ABD'nin ticaret savaşının, dünyanın radikalleşmesine ve daha az dengelenmesine neden olduğunu belirten Ren Zhengfei şunları kaydetti:
"Bazı Batılı ülkeler belli konularda taraf olmaktan hoşlanıyor. Çin ve Rusya da bir tarafta kalırsa, aslında başka bir soğuk savaşa gidilebilir. Çin hükümetinden casuslukla ilgili bir istekle de asla karşılaşmadık. Gerçekten kim olduğumuzu göstermek için çok çalışıyoruz ancak ABD hükümeti bize inanmıyor. Şimdi Huawei hakkındaki iddialarını desteklemek için gerçekler ve kanıtlar sunmalılar. Eğer Huawei herhangi bir ülkede ekipmanlarımıza bir arka kapı yaptırırsak 170'ten fazla ülkede pazarlarımızı tehlikeye atardık. Tüm çalışanlarımız işlerini kaybedebilir. Bu benim için ölümden daha kötü olurdu. Peki herhangi bir arka kapı yapmayı nasıl kabul edebilirim?"
"ABD'nin Türkiye'ye baskı uygulaması ihtimali düşük"
Koç Üniversitesi Öğretim Görevlisi Altay Atlı, AA muhabirine yaptığı açıklamada, 5G iletişim teknolojisinin günlük hayata girmesine en az birkaç yıl olmasına karşın şimdiden küresel düzenin büyük gücü ABD ile yükselen gücü Çin arasındaki rekabetin merkezine oturduğunu söyledi.
ABD ve müttefiklerinin, 5G yarışında Çin'i dışarıda tutmaya devam etmesi halinde konunun çift kutuplu bir "teknolojik soğuk savaşa" dönüşeceğini savunan Atlı, şunları kaydetti:
"Bir tarafta 5G’de halihazırda öncü durumda olan ve ticari uygulamasına 2020’de başlayacak olan Çin ve bu teknolojiye daha rahat, daha çabuk ve daha ucuza erişmek istediği için Çin’in yanında yer alacak olan ülkeler, diğer tarafta ise şu aşamada halen Çin yapımı ekipman olmadan nasıl bir 5G ağı kuracağını ortaya koyamamış olan ve ticari uygulamaya 2025’ten önce başlaması mümkün görülmeyen ABD ve müttefikleri. Bu şüphesiz ki üçüncü ülkeleri de zorlayacak bir durum. AB, her ne kadar Çinli firmaları 5G'ye dahil etmeyeceğine işaret etse de son 6 yıl içerisinde toplam piyasa değerleri yarı yarıya azalmış olan Avrupa'nın telekomünikasyon şirketleri, 5G'ye daha düşük maliyetle ve daha hızlı geçmeye ihtiyaç duyuyor."

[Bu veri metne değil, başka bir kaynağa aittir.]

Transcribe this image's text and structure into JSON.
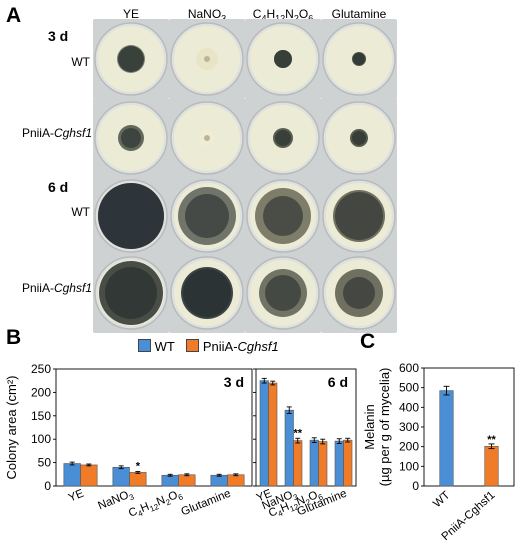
{
  "panel_a": {
    "letter": "A",
    "columns": [
      "YE",
      "NaNO",
      "C",
      "H",
      "N",
      "O",
      "Glutamine"
    ],
    "column_sub": {
      "nano3": "3",
      "c4": "4",
      "h12": "12",
      "n2": "2",
      "o6": "6"
    },
    "group_3d": "3 d",
    "group_6d": "6 d",
    "wt_label": "WT",
    "mutant_prefix": "PniiA-",
    "mutant_italic": "Cghsf1"
  },
  "panel_b": {
    "letter": "B",
    "legend": {
      "wt": "WT",
      "mutant_prefix": "PniiA-",
      "mutant_italic": "Cghsf1"
    },
    "colors": {
      "wt": "#4a8fd6",
      "mutant": "#f07c2a"
    }
  },
  "panel_c": {
    "letter": "C"
  },
  "chart_data": [
    {
      "type": "bar",
      "title": "3 d",
      "ylabel": "Colony area (cm²)",
      "ylim": [
        0,
        250
      ],
      "yticks": [
        0,
        50,
        100,
        150,
        200,
        250
      ],
      "categories": [
        "YE",
        "NaNO3",
        "C4H12N2O6",
        "Glutamine"
      ],
      "series": [
        {
          "name": "WT",
          "values": [
            48,
            40,
            23,
            23
          ],
          "errors": [
            3,
            3,
            2,
            2
          ]
        },
        {
          "name": "PniiA-Cghsf1",
          "values": [
            45,
            29,
            24,
            24
          ],
          "errors": [
            2,
            2,
            2,
            2
          ]
        }
      ],
      "annotations": [
        {
          "category": "NaNO3",
          "series": "PniiA-Cghsf1",
          "text": "*"
        }
      ]
    },
    {
      "type": "bar",
      "title": "6 d",
      "ylim": [
        0,
        250
      ],
      "yticks": [
        0,
        50,
        100,
        150,
        200,
        250
      ],
      "categories": [
        "YE",
        "NaNO3",
        "C4H12N2O6",
        "Glutamine"
      ],
      "series": [
        {
          "name": "WT",
          "values": [
            225,
            162,
            98,
            96
          ],
          "errors": [
            5,
            7,
            5,
            5
          ]
        },
        {
          "name": "PniiA-Cghsf1",
          "values": [
            220,
            97,
            95,
            98
          ],
          "errors": [
            4,
            5,
            5,
            4
          ]
        }
      ],
      "annotations": [
        {
          "category": "NaNO3",
          "series": "PniiA-Cghsf1",
          "text": "**"
        }
      ]
    },
    {
      "type": "bar",
      "ylabel_lines": [
        "Melanin",
        "(µg per g of mycelia)"
      ],
      "ylim": [
        0,
        600
      ],
      "yticks": [
        0,
        100,
        200,
        300,
        400,
        500,
        600
      ],
      "categories": [
        "WT",
        "PniiA-Cghsf1"
      ],
      "values": [
        485,
        202
      ],
      "errors": [
        22,
        12
      ],
      "colors": [
        "#4a8fd6",
        "#f07c2a"
      ],
      "annotations": [
        {
          "category": "PniiA-Cghsf1",
          "text": "**"
        }
      ]
    }
  ]
}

Huawei ürünleri konusunda ABD'nin Türkiye'ye baskı uygulaması ihtimalinin düşük olduğunu, uygulasa bile bunun bir etkisi olmayacağını belirten Atlı, "ABD, füze savunma sistemleri konusunda NATO üyeliğini ileri sürerek bu tür bir baskıyı Türkiye üzerinde uyguluyor ama burada söz konusu olan kolektif bir güvenlik endişesi değil, Türkiye'nin üçüncü bir ülkeden bir telekomünikasyon firması ile çalışıyor olması. ABD'nin bu noktada bu baskıyı üzerine oturtabileceği bir temel yok." diye konuştu.
Türkiye'nin, Huawei ile yaptığı iş birliğinden önemli bir fayda sağladığını ifade eden Atlı, "Huawei, 2002'den beri Türkiye’de aktif ve sadece GSM operatörlerine ve Türk Telekom'a telekomünikasyon altyapısı sağlamıyor, aynı zamanda kurduğu Ar-Ge laboratuvarları ve İTÜ gibi kurumlarla yaptığı iş birliği ile ülkenin teknolojik kapasitesini geliştirmesine de katkı sağlıyor. ABD'nin 'ulusal güvenlik tehdidi' olarak lanse ettiği Huawei, Türkiye açısından bir teknoloji ortağı. Bu nedenle olası bir baskının da bir sonuç vermeyeceğini düşünüyorum." değerlendirmesinde bulundu.